In his prepared remarks, Reed recounted the horrific conditions on the Slavery Trail of Tears and its lingering consequences: economic injustice and voter suppression.
“There are some communities where you can still see the scars,” he said. “So this is, as we said earlier, not a happy time. But it’s a time to recognize and to realize some things that happened that brought us to today.”
The pilgrimage concluded with a “Communion Service of Lament, Reconciliation and Commitment” at St. Thomas Episcopal Church in Abingdon, another town whose main street still looks much as it did when the Slavery Trail of Tears ran through it.

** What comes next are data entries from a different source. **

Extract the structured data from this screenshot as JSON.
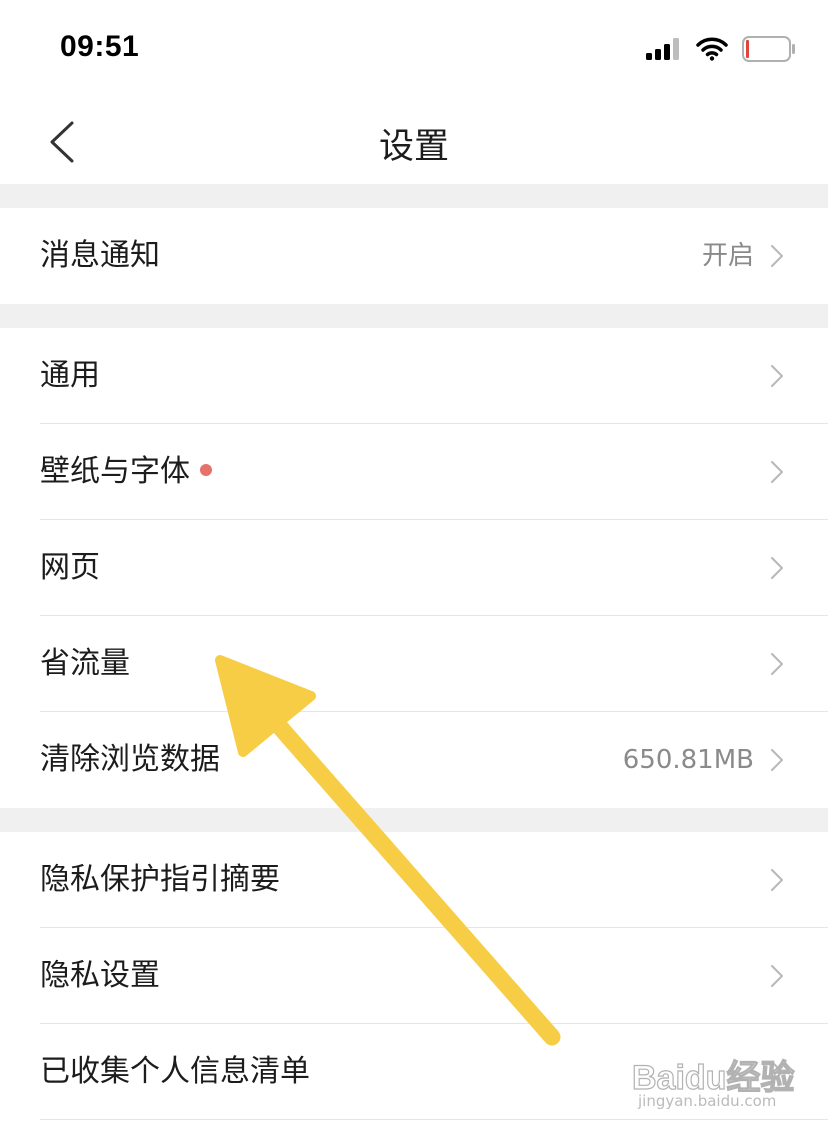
{
  "status_bar": {
    "time": "09:51",
    "icons": [
      "signal-icon",
      "wifi-icon",
      "battery-icon"
    ],
    "battery_color": "#e0443a"
  },
  "nav": {
    "back_icon": "chevron-left-icon",
    "title": "设置"
  },
  "groups": [
    {
      "rows": [
        {
          "label": "消息通知",
          "value": "开启"
        }
      ]
    },
    {
      "rows": [
        {
          "label": "通用"
        },
        {
          "label": "壁纸与字体",
          "badge": "red-dot"
        },
        {
          "label": "网页"
        },
        {
          "label": "省流量"
        },
        {
          "label": "清除浏览数据",
          "value": "650.81MB"
        }
      ]
    },
    {
      "rows": [
        {
          "label": "隐私保护指引摘要"
        },
        {
          "label": "隐私设置"
        },
        {
          "label": "已收集个人信息清单"
        }
      ]
    }
  ],
  "overlay": {
    "arrow_color": "#f7cd46",
    "arrow_target": "省流量"
  },
  "watermark": {
    "brand": "Baidu经验",
    "url": "jingyan.baidu.com"
  },
  "colors": {
    "section_gap": "#f0f0f0",
    "separator": "#e6e6e6",
    "value_text": "#8a8a8a",
    "badge": "#e5726c"
  }
}
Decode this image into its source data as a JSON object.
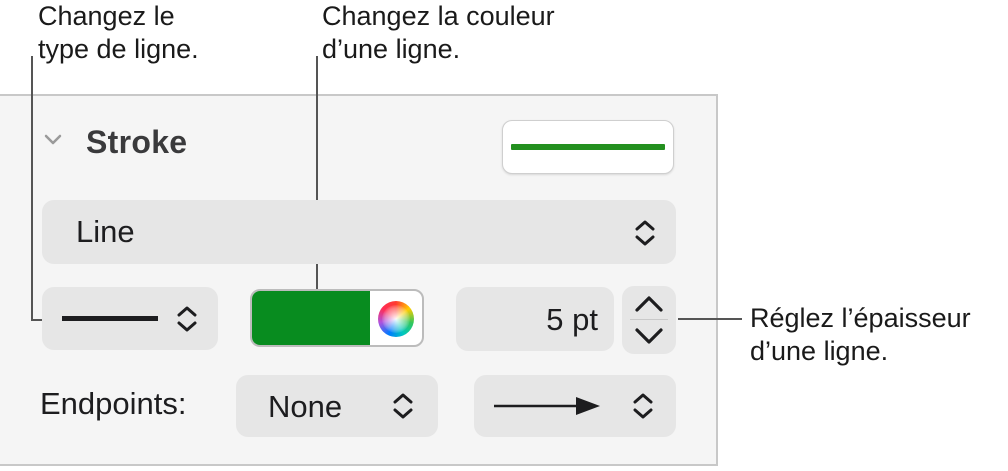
{
  "callouts": {
    "line_type": "Changez le\ntype de ligne.",
    "line_color": "Changez la couleur\nd’une ligne.",
    "line_thickness": "Réglez l’épaisseur\nd’une ligne."
  },
  "stroke_section": {
    "title": "Stroke",
    "preview_color": "#23901f",
    "line_style_value": "Line",
    "color_value": "#088c1f",
    "thickness_value": "5 pt",
    "endpoints_label": "Endpoints:",
    "start_endpoint_value": "None",
    "end_endpoint_icon": "arrow-right-icon"
  }
}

The service was celebrated by the Rt. Rev. Mark Bourlakas, bishop of the Diocese of Southwestern Virginia, with the assistance of several black clergy members from nearby churches. Congregants from the various churches led a Litany of Repentance and Commitment similar to the one used in Staunton. Two members of the federal 400 Years of African-American History Commission spoke. But perhaps the most moving aspect of the service happened during Communion, when the invited pastors offered healing prayers for all, embracing those who approached them and anointing them with oil.
By the time everyone had returned to their seats, several people remarked that the atmosphere in the church seemed different – that something had changed.
“I believe that this is the beginning,” said the Rev. Joseph Green Jr., who gave the sermon. “This is a moment in time that we can use to propel us into the next generations.”